‘Honoring my sister veterans’: Minnesota native receives Presidential Citizens Medal for her service

Minnesota Vietnam veteran wins Presidential Citizens Medal

Minnesota Vietnam veteran wins Presidential Citizens Medal

For Diane Carlson Evans, going to Vietnam to serve as a U.S. Army nurse was a calling.

“I left the farm in 1968 to go to Vietnam,” she recalls. “I was a combat nurse, trauma nurse in two different hospitals. Everything was a front line in Vietnam. There were no safe places.”

Evans, just 21 at the time, traveled far from her Buffalo, Minn. home to serve.

She was in Vietnam from 1968 to 1969, among those caring for the wounded on the front lines.

“It was very touching, very emotional,” says Jean Mahaffey, a retired U.S. Navy nurse, now living in Eden Prairie. “You were just trying to let them know that they were safe in a hospital, safe in a ship or shore, and we were going to do the best we could to care for them.”

The casualty numbers were high.

Names of those killed are etched on the Vietnam Veterans Memorial, also known as ‘The Wall.’

“Eighty-eight percent of U.S. women in Vietnam, military women were nurses,” Evans says. “350,000 men were wounded in Vietnam, and more than 58,000 names are on The Wall.”

On Thursday, Evans was awarded a Presidential Citizens Medal for her service and for a decade-long mission here at home.

“She wanted women to be recognized for what they had done for the service,” Mahaffey notes.

Visiting the Vietnam War memorials in the 1980s, Evans felt they didn’t show the importance of the 10,000 women who served in-country in that conflict.

“There were eight nurses that were killed in Vietnam, and they were on the wall,” Mahaffey explains. “She said, ‘But where’s the dedication to the women that were all there to take care of these patients?’”

“I told my husband, I said, ‘If they’re going to have a statue portraying men, there has to be one for women or they’ll never know we were there,’” Evans adds.

With two other former nurses, Evans launched the Vietnam Women’s Memorial Foundation in 1984, a nonprofit.

The group lobbied Congress and pushed for support.

The goal was to build a memorial honoring Vietnam nurses, who, like the returning soldiers, came home to a skeptical nation.  

“We were mistreated, unrecognized, unheralded for all that we had done,” Evans says. “And I was going to do everything I could to dedicate a monument honoring my sister veterans on the National Mall at the Vietnam Veterans Memorial.”

Janis Fitzpatrick, from Waverly, was among those cheering the project on.

Her brother, Daniel Bodin, a U.S. Army infantryman, was killed in a firefight in Vietnam in February 1968.

Fitzpatrick says the nurses who tended to the wounded were unsung heroes.

“Caring so much for them and their families,” she explains. “Knowing that she may be the last person holding their hand or saying goodbye to them, or encouraging them, in spite of what was happening.”

Congress approved the project in 1988, and the memorial was dedicated in November 1993 on Veterans Day.

“Diane was really more a mentor and a support,” says Kristin Hannah.

Hannah is the author of ‘The Women’ — a novel about an army nurse in Vietnam.

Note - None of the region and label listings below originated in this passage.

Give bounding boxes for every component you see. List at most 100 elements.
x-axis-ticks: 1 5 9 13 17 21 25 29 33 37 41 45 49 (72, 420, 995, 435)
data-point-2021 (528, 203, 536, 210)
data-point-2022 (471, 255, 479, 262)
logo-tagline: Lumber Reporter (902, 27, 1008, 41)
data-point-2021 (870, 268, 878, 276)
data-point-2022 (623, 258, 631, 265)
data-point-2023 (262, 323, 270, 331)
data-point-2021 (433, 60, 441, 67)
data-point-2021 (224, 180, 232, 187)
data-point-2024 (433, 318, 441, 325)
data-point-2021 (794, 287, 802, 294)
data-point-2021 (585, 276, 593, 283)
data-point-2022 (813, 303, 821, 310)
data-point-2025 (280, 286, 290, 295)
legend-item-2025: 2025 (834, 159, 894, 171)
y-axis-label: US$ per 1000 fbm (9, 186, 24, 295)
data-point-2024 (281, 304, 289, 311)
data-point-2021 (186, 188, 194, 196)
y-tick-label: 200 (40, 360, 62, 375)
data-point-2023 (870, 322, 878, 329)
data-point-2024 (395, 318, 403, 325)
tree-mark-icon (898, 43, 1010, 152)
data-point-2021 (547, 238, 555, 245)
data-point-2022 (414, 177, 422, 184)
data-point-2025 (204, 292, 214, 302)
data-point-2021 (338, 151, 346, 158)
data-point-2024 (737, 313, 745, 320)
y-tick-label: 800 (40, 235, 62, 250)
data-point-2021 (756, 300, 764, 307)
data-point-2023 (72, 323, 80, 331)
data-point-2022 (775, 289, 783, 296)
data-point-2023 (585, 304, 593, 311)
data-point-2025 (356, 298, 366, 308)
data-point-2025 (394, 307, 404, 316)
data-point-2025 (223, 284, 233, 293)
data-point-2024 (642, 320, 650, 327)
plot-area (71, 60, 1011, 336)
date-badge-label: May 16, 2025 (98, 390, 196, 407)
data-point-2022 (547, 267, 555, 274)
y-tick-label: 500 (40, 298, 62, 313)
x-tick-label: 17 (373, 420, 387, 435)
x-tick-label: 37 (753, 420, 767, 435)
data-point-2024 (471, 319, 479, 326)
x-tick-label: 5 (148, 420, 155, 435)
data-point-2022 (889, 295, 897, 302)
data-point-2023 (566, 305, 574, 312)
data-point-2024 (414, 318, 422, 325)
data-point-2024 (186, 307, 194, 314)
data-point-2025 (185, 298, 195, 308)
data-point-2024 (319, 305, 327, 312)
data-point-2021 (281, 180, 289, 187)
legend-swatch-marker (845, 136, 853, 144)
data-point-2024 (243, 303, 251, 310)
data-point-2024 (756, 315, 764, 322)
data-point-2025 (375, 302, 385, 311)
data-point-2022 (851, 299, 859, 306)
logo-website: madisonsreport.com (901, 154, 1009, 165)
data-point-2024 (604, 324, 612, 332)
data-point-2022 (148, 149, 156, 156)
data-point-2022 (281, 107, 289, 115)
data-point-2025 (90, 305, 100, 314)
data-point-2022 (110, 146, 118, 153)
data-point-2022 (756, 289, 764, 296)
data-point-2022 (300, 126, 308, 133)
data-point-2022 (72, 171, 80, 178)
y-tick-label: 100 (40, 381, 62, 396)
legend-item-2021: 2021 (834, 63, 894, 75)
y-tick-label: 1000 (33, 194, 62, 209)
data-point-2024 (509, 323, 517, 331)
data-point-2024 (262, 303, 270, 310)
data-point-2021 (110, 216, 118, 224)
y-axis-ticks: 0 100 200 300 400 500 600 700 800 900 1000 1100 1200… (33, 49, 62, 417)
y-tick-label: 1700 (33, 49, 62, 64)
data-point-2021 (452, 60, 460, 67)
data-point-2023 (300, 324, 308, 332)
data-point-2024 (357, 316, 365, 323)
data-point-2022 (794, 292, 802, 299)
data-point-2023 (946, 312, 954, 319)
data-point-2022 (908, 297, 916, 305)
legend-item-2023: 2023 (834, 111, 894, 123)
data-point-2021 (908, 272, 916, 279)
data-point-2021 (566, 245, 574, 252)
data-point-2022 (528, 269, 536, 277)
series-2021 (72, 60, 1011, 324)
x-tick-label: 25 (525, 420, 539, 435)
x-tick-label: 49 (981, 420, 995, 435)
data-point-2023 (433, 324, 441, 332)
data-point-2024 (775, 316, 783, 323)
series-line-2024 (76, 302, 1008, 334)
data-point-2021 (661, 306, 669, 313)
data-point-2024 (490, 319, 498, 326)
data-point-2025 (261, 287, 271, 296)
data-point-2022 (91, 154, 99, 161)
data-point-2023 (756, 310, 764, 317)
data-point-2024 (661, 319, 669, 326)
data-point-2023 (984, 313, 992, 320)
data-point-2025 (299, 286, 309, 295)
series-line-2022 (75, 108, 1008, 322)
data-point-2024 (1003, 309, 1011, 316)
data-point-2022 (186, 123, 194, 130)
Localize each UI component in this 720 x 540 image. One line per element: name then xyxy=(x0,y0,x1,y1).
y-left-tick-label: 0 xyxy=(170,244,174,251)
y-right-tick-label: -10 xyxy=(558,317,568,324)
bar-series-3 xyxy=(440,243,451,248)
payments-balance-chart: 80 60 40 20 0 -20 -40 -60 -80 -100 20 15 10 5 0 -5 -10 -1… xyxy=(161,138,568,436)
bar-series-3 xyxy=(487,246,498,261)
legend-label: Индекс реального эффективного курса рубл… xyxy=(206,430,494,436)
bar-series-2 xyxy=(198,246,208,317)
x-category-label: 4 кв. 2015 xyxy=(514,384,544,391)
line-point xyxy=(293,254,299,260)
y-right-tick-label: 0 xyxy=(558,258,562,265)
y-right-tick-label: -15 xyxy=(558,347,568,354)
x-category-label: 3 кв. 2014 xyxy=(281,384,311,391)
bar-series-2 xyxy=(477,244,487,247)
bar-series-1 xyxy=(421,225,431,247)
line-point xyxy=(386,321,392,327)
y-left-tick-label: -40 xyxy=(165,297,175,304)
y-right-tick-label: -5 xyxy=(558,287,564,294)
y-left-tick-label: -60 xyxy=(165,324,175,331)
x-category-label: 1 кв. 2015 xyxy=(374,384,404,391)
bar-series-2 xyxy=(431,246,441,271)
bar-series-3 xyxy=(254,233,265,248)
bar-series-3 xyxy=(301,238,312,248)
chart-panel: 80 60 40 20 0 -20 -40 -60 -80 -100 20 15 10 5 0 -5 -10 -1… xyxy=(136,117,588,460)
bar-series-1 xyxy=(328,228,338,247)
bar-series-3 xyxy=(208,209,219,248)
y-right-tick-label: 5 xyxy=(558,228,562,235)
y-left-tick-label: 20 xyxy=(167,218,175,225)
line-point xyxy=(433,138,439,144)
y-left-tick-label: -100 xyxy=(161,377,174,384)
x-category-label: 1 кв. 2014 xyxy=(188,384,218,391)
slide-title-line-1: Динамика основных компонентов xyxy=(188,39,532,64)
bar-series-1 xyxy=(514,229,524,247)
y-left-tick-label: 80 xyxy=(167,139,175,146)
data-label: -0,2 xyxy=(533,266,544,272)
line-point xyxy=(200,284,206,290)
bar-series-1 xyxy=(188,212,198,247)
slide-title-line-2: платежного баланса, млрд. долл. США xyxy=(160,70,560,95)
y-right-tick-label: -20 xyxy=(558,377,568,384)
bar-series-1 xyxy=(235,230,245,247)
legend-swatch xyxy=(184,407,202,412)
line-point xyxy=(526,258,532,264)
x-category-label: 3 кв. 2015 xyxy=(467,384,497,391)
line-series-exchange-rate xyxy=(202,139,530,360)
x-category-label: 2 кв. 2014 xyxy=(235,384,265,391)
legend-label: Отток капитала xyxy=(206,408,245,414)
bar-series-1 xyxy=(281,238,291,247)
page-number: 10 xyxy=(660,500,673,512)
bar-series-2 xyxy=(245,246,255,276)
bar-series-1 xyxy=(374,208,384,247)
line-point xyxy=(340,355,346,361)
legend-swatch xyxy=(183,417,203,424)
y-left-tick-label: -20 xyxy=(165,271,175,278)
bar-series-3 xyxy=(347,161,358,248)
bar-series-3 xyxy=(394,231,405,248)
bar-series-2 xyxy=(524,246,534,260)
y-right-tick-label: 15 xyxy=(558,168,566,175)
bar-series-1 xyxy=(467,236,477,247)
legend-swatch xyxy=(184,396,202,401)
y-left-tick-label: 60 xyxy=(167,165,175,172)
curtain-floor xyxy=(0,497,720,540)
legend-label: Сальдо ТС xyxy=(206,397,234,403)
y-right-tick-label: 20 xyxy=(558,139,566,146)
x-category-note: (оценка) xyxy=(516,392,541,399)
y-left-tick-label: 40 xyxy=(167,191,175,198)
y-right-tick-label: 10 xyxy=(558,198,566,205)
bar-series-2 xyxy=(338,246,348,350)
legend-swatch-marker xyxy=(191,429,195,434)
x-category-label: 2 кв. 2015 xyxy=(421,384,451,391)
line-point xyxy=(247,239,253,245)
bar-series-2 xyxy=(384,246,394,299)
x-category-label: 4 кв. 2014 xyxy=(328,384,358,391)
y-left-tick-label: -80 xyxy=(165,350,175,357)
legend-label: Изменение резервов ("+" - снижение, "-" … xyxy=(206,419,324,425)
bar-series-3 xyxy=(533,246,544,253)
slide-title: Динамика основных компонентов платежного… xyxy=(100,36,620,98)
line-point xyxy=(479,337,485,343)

She visited the memorial during a 30th-anniversary celebration last year.

“It was very apparent to me and very moving how much this memorial meant to the women who served and their families,” Hannah says.

Evans wasn’t at the White House to accept the medal in person because she’s fighting a new battle — kidney cancer linked to Agent Orange.

Evans, now 78,  lives in Montana and says she has difficulty traveling but adds with the help of immunotherapy, doctors haven’t found any evidence of new cancer growth.

She says she’s been honored to share her memorial mission with those she and others cared for.

“I’m overwhelmed, of course, and would only accept it on behalf of my sister veterans.” Evans declares. “A lot of people on that team were veterans who’d been wounded, who stood by us and said if it wasn’t for you, we wouldn’t be here.”